In questo campionato in cui Milan e Juventus combattono per lo scudetto, a portare avanti l’orgoglio meridionale sono le città dei due vulcani, il Vesuvio e l’Etna, Napoli e Catania. Due società che fino a poco tempo fa militavano nella terza serie adesso lottano a volte fianco a fianco (vedi eliminazione del Siena, vedi l’1-0 sulla Lazio) a volte contro per portare un po’ del calcio che conta pure al sud Italia, per poter far conoscere il calore meridionale in tutta Europa e a tutti gli appassionati di pallone che, non sanno…
Il Napoli sembra ormai una società affermata in Italia ma anche in Europa, grazie all’ottima annata di Champions League che li ha visti bloccarsi solo agli ottavi di finale contro il Chelsea di Drogba , Lampard e company. Immagini che hanno riportato ai vecchi tempi degli scudetti di Maratona. Il Catania invece vuole iniziare la propria storia proprio dalla speranza di agganciare il sesto posto che significherebbe la storica qualificazione ai preliminari di Europa League od ex coppa Uefa se volete.
Oltre ai vulcani ed all’orizzonte europeo, Napoli e Catania hanno in comune il calore della gente, il sole, il mare e la fortuna di essere state prese dal nulla (calcisticamente parlando) da due presidenti che le hanno portate allo splendore di oggi.
Aurelio De Laurentis, nel 2004, prese il Napoli appena uscito dal tribunale e diretto in serie C1, un mondo così lontano e buio in confronto a quello che era stato vissuto fino a qualche anno prima. Obiettivo? Riesumare i fasti d’un tempo e rendere alla piazza un finale più lieto di quello prospettato prima del suo arrivo. Il primo anno di purgatorio si concluse anch’esso come una serie cinematografica non proprio finita bene, anzi iniziata male e finita peggio, proprio con la sconfitta/spareggio per la B, niente di meno che contro i peggiori nemici dell’Avellino. Ma De Laurentis prese per mano quel Napoli, gli diede un progetto, un direttore sportivo come Pierpaolo Marino, ed in due anni portò la squadra a volare nuovamente in serie A, sorvolando subito i cieli d’Europa, con l’intertoto il primo anno, e successivamente Europa League (sedicesimi di Finale) e fino ad oggi, Champions League.

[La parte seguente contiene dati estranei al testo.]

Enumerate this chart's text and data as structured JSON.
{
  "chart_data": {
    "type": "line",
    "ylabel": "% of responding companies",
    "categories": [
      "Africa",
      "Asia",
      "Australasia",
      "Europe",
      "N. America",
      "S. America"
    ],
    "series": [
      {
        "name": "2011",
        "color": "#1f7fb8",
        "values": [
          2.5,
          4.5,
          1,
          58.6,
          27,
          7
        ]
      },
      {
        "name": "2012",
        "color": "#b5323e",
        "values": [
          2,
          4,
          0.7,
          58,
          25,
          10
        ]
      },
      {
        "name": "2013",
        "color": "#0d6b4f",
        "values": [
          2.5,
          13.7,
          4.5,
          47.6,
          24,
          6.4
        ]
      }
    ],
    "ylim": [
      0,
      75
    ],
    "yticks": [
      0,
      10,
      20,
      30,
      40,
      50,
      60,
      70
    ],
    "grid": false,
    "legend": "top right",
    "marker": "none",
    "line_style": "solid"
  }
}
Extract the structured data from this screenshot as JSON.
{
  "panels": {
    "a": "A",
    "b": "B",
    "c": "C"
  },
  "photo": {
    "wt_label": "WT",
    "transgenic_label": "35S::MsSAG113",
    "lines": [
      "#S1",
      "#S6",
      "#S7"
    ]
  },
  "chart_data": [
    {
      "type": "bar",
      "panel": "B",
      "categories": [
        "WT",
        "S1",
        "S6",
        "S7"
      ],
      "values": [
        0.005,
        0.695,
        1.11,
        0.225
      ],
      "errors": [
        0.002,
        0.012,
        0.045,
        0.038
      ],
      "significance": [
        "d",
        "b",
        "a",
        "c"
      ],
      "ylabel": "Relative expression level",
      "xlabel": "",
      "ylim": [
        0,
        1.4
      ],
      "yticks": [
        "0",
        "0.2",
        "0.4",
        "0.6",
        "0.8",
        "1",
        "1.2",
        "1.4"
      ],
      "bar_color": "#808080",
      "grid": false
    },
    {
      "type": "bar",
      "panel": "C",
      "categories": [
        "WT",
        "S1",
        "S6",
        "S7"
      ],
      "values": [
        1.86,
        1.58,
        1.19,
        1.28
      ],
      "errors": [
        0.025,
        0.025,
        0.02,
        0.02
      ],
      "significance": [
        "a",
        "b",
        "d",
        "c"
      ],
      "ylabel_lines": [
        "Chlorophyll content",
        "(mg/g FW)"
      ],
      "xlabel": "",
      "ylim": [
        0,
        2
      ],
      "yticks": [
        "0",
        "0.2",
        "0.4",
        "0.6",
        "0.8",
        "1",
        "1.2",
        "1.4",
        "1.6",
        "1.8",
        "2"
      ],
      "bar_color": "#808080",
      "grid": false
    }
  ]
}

Se il Napoli venne preso in un frangente scomodo in C1, ma pur sempre con un grande blasone segnato nel passato, Antonino Pulvirenti prese un Catania che dalla serie A mancava da una generazione, oltre 20 anni, senza giocatori, in serie B, per giunta indebitato. Prima che programmare si dovette pensare a rifondare, la prima pietra fu Pietro, Pietro Lo Monaco, il direttore che Pulvirenti aveva saggiata ed apprezzato nell’esperienza con l’Acireale, e che portò a Catania giocatori d’esperienza (vedi Ferrante) ma che non portarono il giusto apporto alla causa. L’anno successivo i dirigenti etnei non commisero lo stesso errore e impostando la rosa con innesti freschi e giovani, che sulla carta sembravano meno competitivi, vinsero la loro prima scommessa: il 28 maggio 2006, la promozione in serie A, la speranza e la promessa di poterci stare il più possibile.
Gli anni, le soddisfazioni, le delusioni, i gol, passano e il Catania riesce a salvarsi anno dopo anno, ottenendo sempre più salvezze, equiparabili a scudetti, sudando sempre meno e giocando, e divertendo sempre di più fino a conquistarsi un ruolo nella lotta per l’Europa League, sovvertire l’assetto calcistico siciliano che vedeva il Palermo squadra di punta, battuto sempre nei derby, ma sempre davanti al termine del campionato.
Domenica il Catania affronterà il Napoli per una partita dal sapore “continentale” con la consapevolezza di potersela giocare contro una squadra che si trova a proprio agio in Europa con i suoi tre tenori Cavani – Lavezzi – Hamsik e di poter rispondere con Bergessio – Gomez – Barrientos.
Sarà sicuramente una partita calda per l’importanza dei punti in palio e scaldata dai caldi tifosi partenopei e catanesi, con la speranza che questa volta si concluda con una stretta di mano.